Analysis of dirt provides new insight into Roman burials

The first scientific evidence of frankincense being used in Roman burial rites in Britain has been uncovered by a team of archaeological scientists led by the University of Bradford. The findings - published today in the Journal of Archaeological Science - prove that, even while the Roman Empire was in decline, these precious substances were being transported to its furthest northern outpost.


The Roman Empire at it greatest extent. image: Tataryn77/wikipedia

The discovery was made by carrying out molecular analysis of materials previously thought to be of little interest - debris inside burial containers and residues on skeletal remains and plaster body casings. Until now, evidence for the use of resins in ancient funerary rites has rarely come to light outside of Egypt.

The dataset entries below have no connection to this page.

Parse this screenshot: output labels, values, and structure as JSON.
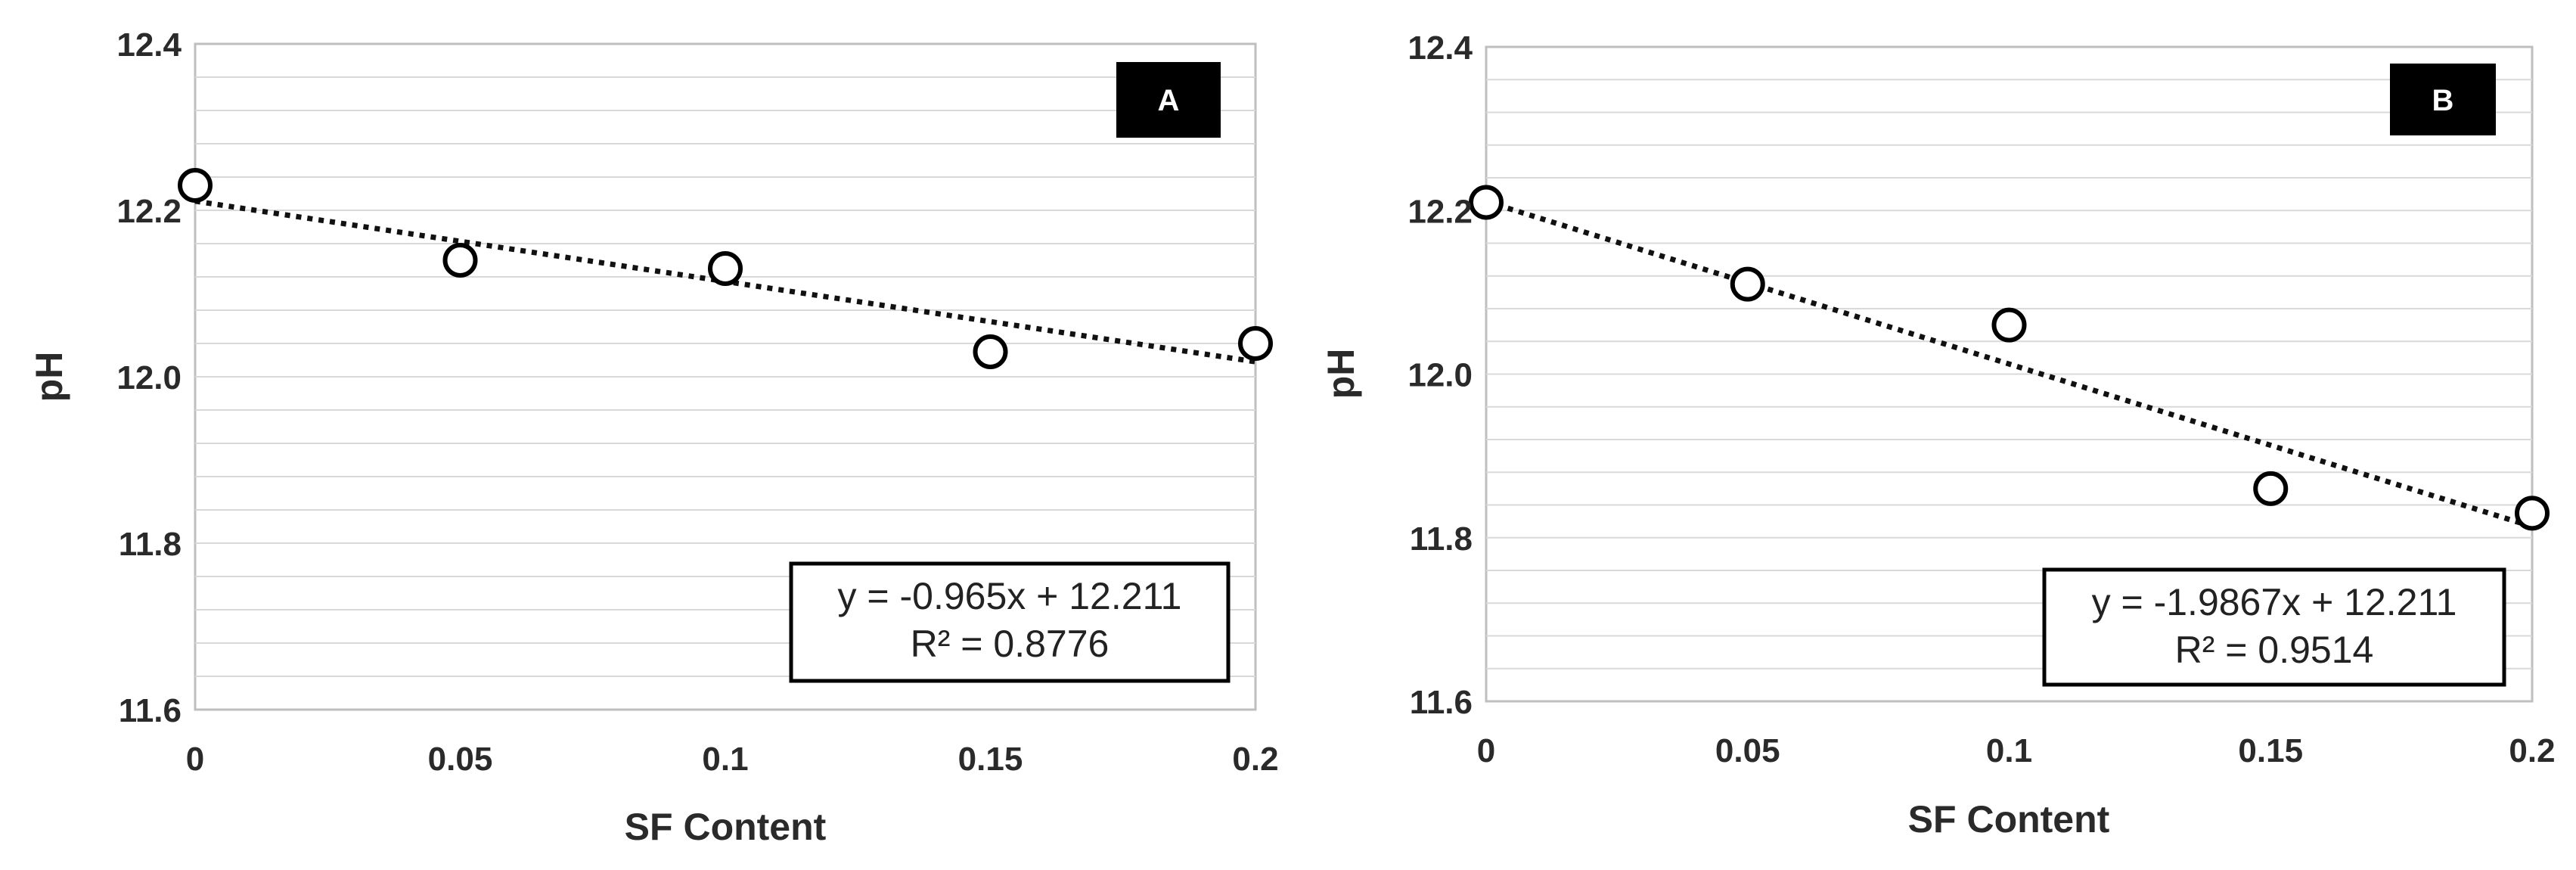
{
  "chart_data": [
    {
      "type": "scatter",
      "panel_label": "A",
      "xlabel": "SF Content",
      "ylabel": "pH",
      "xlim": [
        0,
        0.2
      ],
      "ylim": [
        11.6,
        12.4
      ],
      "x_ticks": [
        "0",
        "0.05",
        "0.1",
        "0.15",
        "0.2"
      ],
      "y_ticks": [
        "11.6",
        "11.8",
        "12.0",
        "12.2",
        "12.4"
      ],
      "x": [
        0,
        0.05,
        0.1,
        0.15,
        0.2
      ],
      "y": [
        12.23,
        12.14,
        12.13,
        12.03,
        12.04
      ],
      "trendline": {
        "slope": -0.965,
        "intercept": 12.211,
        "style": "dotted"
      },
      "equation": "y = -0.965x + 12.211",
      "r_squared": "R² = 0.8776",
      "grid": true
    },
    {
      "type": "scatter",
      "panel_label": "B",
      "xlabel": "SF Content",
      "ylabel": "pH",
      "xlim": [
        0,
        0.2
      ],
      "ylim": [
        11.6,
        12.4
      ],
      "x_ticks": [
        "0",
        "0.05",
        "0.1",
        "0.15",
        "0.2"
      ],
      "y_ticks": [
        "11.6",
        "11.8",
        "12.0",
        "12.2",
        "12.4"
      ],
      "x": [
        0,
        0.05,
        0.1,
        0.15,
        0.2
      ],
      "y": [
        12.21,
        12.11,
        12.06,
        11.86,
        11.83
      ],
      "trendline": {
        "slope": -1.9867,
        "intercept": 12.211,
        "style": "dotted"
      },
      "equation": "y = -1.9867x + 12.211",
      "r_squared": "R² = 0.9514",
      "grid": true
    }
  ],
  "colors": {
    "marker_stroke": "#000000",
    "marker_fill": "#ffffff",
    "trendline": "#111111",
    "grid": "#d9d9d9",
    "plot_border": "#bfbfbf",
    "label_box": "#000000"
  }
}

The samples came from burial sites across Britain, in Dorset, Wiltshire, London and York, dating from the third to the fourth century AD. Of the forty-nine burials analysed, four showed traces of frankincense - originating from southern Arabia or eastern Africa - and ten others contained evidence of resins imported from the Mediterranean region and northern Europe.

Classical texts mention these aromatic, antimicrobial substances as being used as a practical measure to mask the smell of decay or slow decomposition during the often lengthy funeral rites of the Roman elite. But it was their ritual importance which justified their transportation from one end of the empire to the other. Seen both as gifts from the gods and to the gods, these resins were thought to purify the dead and help them negotiate the final rite of passage to the afterlife.